Working on those side-project has helped to keep me energized and focused; you
can't spend all day making license plates.

So, I'd hire someone who had a side-project, provided that it didn't conflict
with what the company is doing, and that they were professional enough to not
work on their 'side project' at the office.

I'd also want to be kept in the loop on what the side project is, because I
want to make sure there isn't a conflict of interest. And also because, if it
turns out that this project could be productized or would otherwise benefit
the company, I could offer to buy it and put them to work on it on company
time.

Alternatively, if an employee's 'side project' turned into their own scrappy
startup, that's fine too, but at that point they really need to leave and
focus on building their own company; it's just too big of a legal risk to keep
them on as full-time employees.

------
hga
One thing, echoing HN user corruption, is that you need to look for companies
that can afford your not devoting 99% of your technical time, effort and
attention to their needs.

I doubt Google had its 20% policy when it was moving from its Stanford lab
foundation to establishing the company, I would think that had to come later.

Even if a company is profitable, that doesn't mean it has this sort of luxury,
but you should probably start out with profitable ones.

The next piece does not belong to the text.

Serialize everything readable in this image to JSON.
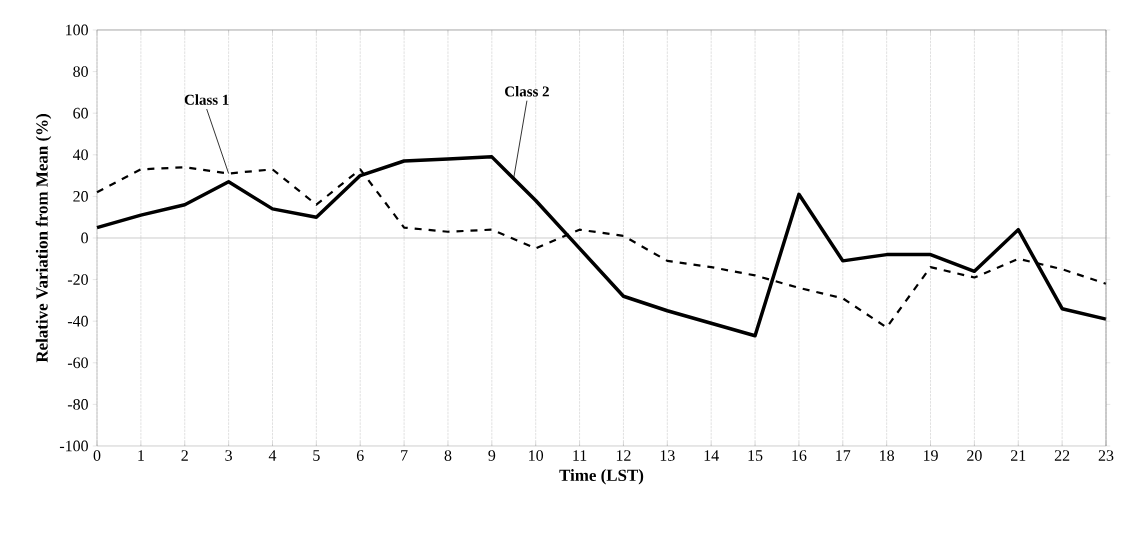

I don't think on its face that your desire is crazy, people like you can
provide all sorts of benefits to the company they're working for (e.g. your
network, recognition (would Transmeta have had the slightest chance in the
marketplace if they hadn't hired Linus?), etc.). But raw survival comes first.

------
corruption
If I thought your side project could interfere with your work, I wouldn't hire
you. I've done that before, it did, and it was a problem.